L’épidémie de Covid-19, qui reste active aux États-Unis (40 000 nouveaux cas d’infection par jour), laisse toujours sans travail une dizaine de millions d’Américains, la plupart modestes. Les chiffres du BLS (Bureau of Labor Statistics) indiquent que les deux tiers des pertes d’emploi recensées depuis février touchent des populations à faibles niveaux de qualification et de revenu. C’est aussi là que se concentrent les difficultés d’inscription au système d’assurance-chômage, aboutissant à une baisse de la population active. Celle des adultes peu diplômés aurait ainsi reculé de quelque 3,5 millions, une sortie des radars qui a eu des effets inattendus sur certaines variables macroéconomiques.

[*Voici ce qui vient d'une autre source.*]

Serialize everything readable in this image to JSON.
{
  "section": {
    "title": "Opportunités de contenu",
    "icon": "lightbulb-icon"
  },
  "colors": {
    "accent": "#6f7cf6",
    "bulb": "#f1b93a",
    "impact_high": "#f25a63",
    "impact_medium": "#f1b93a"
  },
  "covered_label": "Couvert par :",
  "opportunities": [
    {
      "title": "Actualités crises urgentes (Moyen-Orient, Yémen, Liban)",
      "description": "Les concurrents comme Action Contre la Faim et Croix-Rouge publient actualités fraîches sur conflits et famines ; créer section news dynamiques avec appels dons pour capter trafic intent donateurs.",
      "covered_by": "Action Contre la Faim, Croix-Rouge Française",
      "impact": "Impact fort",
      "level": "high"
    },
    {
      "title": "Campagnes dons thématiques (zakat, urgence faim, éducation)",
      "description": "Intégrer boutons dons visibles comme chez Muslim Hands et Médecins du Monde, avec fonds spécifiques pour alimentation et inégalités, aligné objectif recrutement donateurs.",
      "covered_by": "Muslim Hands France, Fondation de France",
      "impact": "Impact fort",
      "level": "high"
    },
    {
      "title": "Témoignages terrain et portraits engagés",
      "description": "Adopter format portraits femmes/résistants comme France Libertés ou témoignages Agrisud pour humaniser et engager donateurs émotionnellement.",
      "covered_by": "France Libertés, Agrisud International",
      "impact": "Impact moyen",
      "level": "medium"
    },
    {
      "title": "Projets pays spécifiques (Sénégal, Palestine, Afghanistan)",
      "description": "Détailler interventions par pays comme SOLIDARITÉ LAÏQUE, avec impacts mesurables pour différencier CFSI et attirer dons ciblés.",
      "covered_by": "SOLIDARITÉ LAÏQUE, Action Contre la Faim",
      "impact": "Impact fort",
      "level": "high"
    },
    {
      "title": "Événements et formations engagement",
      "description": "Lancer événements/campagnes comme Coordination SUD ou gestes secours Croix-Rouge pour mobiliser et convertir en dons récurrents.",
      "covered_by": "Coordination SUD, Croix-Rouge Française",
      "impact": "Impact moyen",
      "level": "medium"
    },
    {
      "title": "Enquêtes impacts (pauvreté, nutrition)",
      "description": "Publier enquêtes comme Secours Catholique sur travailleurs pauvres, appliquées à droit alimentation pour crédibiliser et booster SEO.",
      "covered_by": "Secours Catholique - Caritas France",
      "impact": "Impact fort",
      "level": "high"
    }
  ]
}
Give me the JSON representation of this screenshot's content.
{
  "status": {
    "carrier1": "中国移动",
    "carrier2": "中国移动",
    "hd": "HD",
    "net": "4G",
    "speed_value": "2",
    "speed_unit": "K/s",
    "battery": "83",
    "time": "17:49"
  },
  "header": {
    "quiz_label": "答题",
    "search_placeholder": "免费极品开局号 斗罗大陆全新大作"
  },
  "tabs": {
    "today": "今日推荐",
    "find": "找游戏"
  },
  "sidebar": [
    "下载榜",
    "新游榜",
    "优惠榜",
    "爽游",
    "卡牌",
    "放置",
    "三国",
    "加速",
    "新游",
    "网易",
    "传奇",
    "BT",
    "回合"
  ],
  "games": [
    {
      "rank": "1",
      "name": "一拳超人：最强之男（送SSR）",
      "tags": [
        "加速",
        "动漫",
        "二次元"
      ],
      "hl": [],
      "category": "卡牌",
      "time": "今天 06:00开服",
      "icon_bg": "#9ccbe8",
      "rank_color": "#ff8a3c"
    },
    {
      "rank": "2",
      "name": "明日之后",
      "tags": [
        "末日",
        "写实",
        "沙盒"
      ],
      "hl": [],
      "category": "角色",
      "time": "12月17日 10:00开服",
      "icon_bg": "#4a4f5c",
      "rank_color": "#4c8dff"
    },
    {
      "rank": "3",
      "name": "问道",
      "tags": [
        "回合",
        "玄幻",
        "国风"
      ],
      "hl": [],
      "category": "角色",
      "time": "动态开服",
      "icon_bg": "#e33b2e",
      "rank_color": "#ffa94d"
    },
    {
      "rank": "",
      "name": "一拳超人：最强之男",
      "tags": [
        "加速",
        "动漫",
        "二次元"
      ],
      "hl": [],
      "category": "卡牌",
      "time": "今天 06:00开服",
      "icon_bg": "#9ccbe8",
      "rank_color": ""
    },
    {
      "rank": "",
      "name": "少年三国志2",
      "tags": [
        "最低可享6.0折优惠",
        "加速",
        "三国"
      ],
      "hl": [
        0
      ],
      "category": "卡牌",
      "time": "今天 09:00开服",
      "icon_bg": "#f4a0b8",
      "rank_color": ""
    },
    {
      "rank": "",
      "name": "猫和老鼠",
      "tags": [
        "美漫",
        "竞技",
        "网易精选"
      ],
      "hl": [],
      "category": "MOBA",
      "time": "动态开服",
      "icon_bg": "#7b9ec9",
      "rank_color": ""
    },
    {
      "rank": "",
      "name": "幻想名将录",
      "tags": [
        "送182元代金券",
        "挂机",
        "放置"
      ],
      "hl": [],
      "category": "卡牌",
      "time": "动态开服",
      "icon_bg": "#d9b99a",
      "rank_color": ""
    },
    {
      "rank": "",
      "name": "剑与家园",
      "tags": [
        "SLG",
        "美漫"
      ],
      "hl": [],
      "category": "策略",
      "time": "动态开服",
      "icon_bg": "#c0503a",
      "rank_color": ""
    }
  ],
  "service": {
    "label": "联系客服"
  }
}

C’est, par exemple, le cas des salaires horaires, dont la poussée récente fut moins le fait d’un enrichissement des travailleurs américains que d’une diminution, non totalement répercutée sur les feuilles de paie, de leur temps de travail et d’une sous-représentation des catégories de revenus les plus faibles. Il n’y a pas de pression inflationniste, au contraire, le durcissement de la concurrence autant que la nécessité d’écouler les stocks ayant plutôt tiré les prix des biens de consommation vers le bas au cours des derniers mois. Après son rebond du troisième trimestre (de l’ordre de 7% selon les estimations de la Réserve fédérale d’Atlanta), le PIB des États-Unis reste inférieur de quatre point à son niveau avant-crise (celui atteint fin 2019), une perte « résiduelle » qu’il sera plus difficile de récupérer.